Но Ты не знаешь, что мне было нужно пройти, чтобы любить Тебя так, как теперь. Этого всего все равно не опишешь и не расскажешь; все это можно только пережить. А то, что пережито, совершенно «вросло», уже неизгладимо и навсегда. Свой «мистицизм» я уже пережил, и он во мне неразделен с жизнью. Может быть, Ты замечала, что, говоря с «людьми», я мало спорю об «основах», про них молчу, прямо-таки «пугаясь хулы и похвал», пугаясь не за самый мистицизм, а за то, что еще лишний раз кто-то совершенно чужой мне, не любящий меня и не желающий вникнуть (таковы все «люди»), будет бередить и возмущать, все равно что без всякой причины и цели (главное – без цели!) делать надрез на живом теле дрянненьким маленьким перочинным ножичком. То же самое и о «стихах». Если кто-нибудь скажет, что стихи не важны, а гораздо, например, важнее «помогать ближним», или: «Как вы можете этим заниматься, когда у вас в университете беспорядки?» (последнее сказал мне покойный В.П. Острогорский, редактор «Мира Божьего», когда я принес ему стихи), – я ничего не возражаю но существу, а скорее стараюсь быть благодушным, если же злюсь, то – про себя. Ибо что же отравляться чужим непониманием. Да, наконец, самый этот «мистицизм» (под которым Ты понимаешь что-то неземное, засферное, «теоретическое») есть самое лучшее, что во мне когда-нибудь было; он дал мне пережить и почувствовать (не передумать, а перечувствовать) все события, какие были в жизни, особенно 1) ярко, 2) красиво, 3) глубоко, 4) таинственно, 5) религиозно. И главное, он дал мне полюбить Тебя любовью, не требующей оправданий, почувствовать перед Тобой правоту сердца, увидать все ближайшие и многие дальнейшие цели этой как будто бесцельной любви (как бывает бесцельна красота в природе… в «Мире искусства»). «Мистицизм» дал мне всю силу к жизни, какая есть (если ее не так много, то это уже лежит в натуре; но, во всяк<ом> случае, она проявилась хотя бы в тех же стихах, а я думаю, что еще сильнее в том, что я чувствую по отн<ошению> к Тебе, ибо и стихи – отсюда). Это – все мое лучшее «я» – лучшее и САМОЕ НУЖНОЕ ТЕБЕ – потому что Тебе НУЖНА моя любовь. Теперь же, когда Ты близка, это и ВСЕ мое «я», потому что нет ни одной области в жизни, в которую бы ни проникала Ты, Твое присутствие, – через этот же самый «мистицизм». <…> Мистики совсем не юродивые, не «олухи Царя Небесного», а только разряд людей, особенно ярко и непрерывно чувствующих связи с «Иным», притом чувствующих не только в минуту смерти, а на протяжении всей жизни.

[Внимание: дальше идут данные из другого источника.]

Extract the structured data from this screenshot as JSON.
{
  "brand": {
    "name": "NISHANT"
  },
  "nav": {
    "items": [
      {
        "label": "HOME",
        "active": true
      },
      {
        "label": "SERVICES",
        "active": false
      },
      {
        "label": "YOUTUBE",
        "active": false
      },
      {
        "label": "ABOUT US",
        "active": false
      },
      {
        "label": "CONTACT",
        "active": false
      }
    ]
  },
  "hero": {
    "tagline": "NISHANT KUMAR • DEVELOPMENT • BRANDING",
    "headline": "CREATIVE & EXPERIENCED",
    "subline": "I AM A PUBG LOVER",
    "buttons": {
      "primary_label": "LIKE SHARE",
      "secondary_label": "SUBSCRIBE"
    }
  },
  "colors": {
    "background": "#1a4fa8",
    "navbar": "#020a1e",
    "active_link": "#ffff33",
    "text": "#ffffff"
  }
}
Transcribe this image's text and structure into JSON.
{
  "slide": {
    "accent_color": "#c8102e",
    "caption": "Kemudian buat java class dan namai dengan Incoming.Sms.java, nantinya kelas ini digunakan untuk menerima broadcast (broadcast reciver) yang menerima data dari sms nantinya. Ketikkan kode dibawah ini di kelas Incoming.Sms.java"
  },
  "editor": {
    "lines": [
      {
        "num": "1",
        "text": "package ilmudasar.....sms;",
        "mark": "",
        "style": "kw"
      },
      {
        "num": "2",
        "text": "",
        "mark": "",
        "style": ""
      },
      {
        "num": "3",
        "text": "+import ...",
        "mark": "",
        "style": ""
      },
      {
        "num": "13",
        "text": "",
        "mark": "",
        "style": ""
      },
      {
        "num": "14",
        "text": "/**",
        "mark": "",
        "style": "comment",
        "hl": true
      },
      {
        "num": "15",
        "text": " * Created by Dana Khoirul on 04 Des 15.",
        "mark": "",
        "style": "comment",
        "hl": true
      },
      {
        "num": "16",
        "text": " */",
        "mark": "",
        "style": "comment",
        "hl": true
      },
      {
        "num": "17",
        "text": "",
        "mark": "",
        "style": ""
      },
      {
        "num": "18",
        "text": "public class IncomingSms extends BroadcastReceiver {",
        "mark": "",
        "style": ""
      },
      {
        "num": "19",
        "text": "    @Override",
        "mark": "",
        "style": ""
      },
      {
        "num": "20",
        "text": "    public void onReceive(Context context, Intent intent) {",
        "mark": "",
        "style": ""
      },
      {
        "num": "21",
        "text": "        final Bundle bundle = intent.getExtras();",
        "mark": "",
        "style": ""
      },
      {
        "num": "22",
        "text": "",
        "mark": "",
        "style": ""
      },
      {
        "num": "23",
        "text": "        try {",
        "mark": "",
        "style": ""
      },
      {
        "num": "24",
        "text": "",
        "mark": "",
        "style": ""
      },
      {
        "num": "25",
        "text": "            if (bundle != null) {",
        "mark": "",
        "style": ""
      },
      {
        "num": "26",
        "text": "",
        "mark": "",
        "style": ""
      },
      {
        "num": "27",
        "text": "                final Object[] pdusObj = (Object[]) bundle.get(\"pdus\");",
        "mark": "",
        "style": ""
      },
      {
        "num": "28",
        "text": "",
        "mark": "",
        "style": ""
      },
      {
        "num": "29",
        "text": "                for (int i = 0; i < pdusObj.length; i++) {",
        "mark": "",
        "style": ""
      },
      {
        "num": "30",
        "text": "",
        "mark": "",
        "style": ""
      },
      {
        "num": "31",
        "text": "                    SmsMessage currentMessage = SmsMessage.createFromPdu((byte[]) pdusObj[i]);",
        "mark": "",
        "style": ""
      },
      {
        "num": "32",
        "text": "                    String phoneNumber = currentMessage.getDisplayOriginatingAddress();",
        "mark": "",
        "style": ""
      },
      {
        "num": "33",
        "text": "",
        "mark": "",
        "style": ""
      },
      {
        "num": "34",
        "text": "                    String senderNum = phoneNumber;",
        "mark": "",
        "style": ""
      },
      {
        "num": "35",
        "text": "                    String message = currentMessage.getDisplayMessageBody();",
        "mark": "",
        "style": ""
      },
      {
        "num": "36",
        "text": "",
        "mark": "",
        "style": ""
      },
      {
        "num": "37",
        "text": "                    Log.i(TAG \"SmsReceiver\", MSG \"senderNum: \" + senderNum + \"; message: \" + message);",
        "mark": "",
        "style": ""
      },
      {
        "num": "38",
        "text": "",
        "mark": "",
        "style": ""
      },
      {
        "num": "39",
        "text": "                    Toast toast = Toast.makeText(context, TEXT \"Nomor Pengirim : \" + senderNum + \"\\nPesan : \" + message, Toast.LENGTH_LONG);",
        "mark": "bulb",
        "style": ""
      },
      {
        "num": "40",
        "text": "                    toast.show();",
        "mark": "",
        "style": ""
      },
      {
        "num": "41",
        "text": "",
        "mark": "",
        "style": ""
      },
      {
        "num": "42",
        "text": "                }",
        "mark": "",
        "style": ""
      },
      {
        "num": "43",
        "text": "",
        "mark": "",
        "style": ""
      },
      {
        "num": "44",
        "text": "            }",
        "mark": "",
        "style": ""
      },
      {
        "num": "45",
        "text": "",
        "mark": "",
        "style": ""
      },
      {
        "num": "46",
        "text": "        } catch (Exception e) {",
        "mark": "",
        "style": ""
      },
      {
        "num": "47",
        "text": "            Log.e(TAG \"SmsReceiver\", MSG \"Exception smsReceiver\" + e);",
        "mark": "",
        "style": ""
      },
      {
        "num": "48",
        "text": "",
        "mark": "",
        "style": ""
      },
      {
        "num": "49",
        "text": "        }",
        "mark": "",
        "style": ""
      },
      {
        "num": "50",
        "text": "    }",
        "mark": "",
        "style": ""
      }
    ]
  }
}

Не думай, что я один называю именно это «мистицизмом». Это – общее понимание (конечно, не специально ученых философов и пр.). Тут нет точного определения, но его и вообще нет для мистицизма в самом широком смысле, как нет определений для неисповедимых путей Божиих.

Вот что такое «мистицизм». Он проникает меня всего, я в нем, и он во мне. Это – моя природа. От него я пишу стихи.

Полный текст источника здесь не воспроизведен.